Operator łodzi biorący udział w incydencie w Malezji, w którym zaginęło czterech nurków, a jeden, 14-letni chłopiec, zmarł na początku tego roku, uniknął kary w wysokości 5,000 ringgitów, co stanowi równowartość 925 funtów.
Przeczytaj także: Firma ukarana grzywną w wysokości 380 tys. funtów za stwarzanie zagrożenia dla nurków
Firma Winter Snow, opisana jako świadcząca usługi dla nurków, została obciążona przez Malezyjską Agencję ds. egzekwowania prawa morskiego (MMEA) za obsługę łodzi nurkowej bez odpowiedniej załogi. 23 czerwca przed sądem pokoju przyznał się do winy.
W dniu 6 kwietnia czterech europejskich nurków zaginęło podczas nurkowania z łodzi po tym, jak zostali złapani przez prądy w pobliżu wyspy Tokong Sanggol, jak opisano w serii raporty na temat Divernet.
norweski instruktor Kristine Grodem, Francuzka Alexia Molina i obywatel Wielkiej Brytanii Adrian Chesters zostali ostatecznie uratowani, ale w wypadku zginął 14-letni syn Chestersa, Nathan.
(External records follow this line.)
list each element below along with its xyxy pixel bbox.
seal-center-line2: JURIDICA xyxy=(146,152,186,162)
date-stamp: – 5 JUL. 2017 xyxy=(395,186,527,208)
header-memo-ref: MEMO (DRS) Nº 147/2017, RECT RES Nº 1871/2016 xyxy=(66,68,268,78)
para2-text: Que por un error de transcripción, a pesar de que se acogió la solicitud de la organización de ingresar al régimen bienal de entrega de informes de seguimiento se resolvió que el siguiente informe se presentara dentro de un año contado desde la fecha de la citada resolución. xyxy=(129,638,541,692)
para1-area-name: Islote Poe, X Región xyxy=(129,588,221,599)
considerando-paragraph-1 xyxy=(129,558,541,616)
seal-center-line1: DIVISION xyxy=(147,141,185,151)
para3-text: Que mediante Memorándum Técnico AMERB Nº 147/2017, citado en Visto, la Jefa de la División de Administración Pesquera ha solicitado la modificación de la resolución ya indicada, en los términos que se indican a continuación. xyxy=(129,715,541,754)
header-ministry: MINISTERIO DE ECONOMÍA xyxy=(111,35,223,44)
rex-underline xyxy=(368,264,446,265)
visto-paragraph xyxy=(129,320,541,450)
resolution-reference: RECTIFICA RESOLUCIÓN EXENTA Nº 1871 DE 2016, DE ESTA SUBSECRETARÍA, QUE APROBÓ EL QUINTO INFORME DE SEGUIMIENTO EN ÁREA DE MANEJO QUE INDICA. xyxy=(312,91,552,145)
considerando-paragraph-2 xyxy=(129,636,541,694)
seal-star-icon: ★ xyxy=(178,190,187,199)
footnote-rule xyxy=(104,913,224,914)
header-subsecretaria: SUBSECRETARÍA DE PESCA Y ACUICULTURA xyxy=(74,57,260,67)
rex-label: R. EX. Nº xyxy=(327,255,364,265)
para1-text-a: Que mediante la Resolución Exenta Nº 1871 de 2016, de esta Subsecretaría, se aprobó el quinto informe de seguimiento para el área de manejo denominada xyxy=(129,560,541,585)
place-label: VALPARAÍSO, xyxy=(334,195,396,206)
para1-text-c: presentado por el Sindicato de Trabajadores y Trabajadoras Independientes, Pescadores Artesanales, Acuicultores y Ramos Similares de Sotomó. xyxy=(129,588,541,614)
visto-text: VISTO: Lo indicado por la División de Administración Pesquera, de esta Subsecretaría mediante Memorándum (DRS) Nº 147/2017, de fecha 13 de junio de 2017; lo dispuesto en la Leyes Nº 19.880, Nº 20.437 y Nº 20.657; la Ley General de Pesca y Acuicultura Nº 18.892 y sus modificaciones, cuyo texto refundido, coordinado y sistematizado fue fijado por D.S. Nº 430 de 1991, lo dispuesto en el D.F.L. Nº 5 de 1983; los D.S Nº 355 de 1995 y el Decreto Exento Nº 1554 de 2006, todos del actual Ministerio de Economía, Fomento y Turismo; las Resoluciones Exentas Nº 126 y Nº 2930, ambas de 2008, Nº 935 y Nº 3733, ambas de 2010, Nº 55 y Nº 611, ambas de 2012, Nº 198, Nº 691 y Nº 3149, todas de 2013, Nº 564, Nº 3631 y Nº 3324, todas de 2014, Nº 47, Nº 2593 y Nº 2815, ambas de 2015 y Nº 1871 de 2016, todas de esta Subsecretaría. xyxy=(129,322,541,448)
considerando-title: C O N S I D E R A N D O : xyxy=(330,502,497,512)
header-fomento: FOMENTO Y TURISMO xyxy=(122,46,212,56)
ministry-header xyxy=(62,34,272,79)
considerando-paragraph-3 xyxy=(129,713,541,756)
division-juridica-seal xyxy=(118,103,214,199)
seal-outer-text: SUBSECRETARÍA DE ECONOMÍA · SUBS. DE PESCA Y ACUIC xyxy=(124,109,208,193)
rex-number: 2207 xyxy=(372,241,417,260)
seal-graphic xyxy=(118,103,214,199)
Jego ciała nie odnaleziono.
Winter Snow to prywatna spółka z ograniczoną odpowiedzialnością, której właścicielem i operatorem jest Sea Gypsy Village Resort & Dive Base na wyspie Sibu. Wkrótce po zaginięciu nurków policja aresztowała kapitana łodzi i poinformowała, że uzyskał on pozytywny wynik testu na obecność metamfetaminy.
Od czasu tego śmiertelnego wypadku malezyjscy nurkowie wzywali do powołania w kraju organu regulacyjnego ds. nurkowania, jak podano Divernet.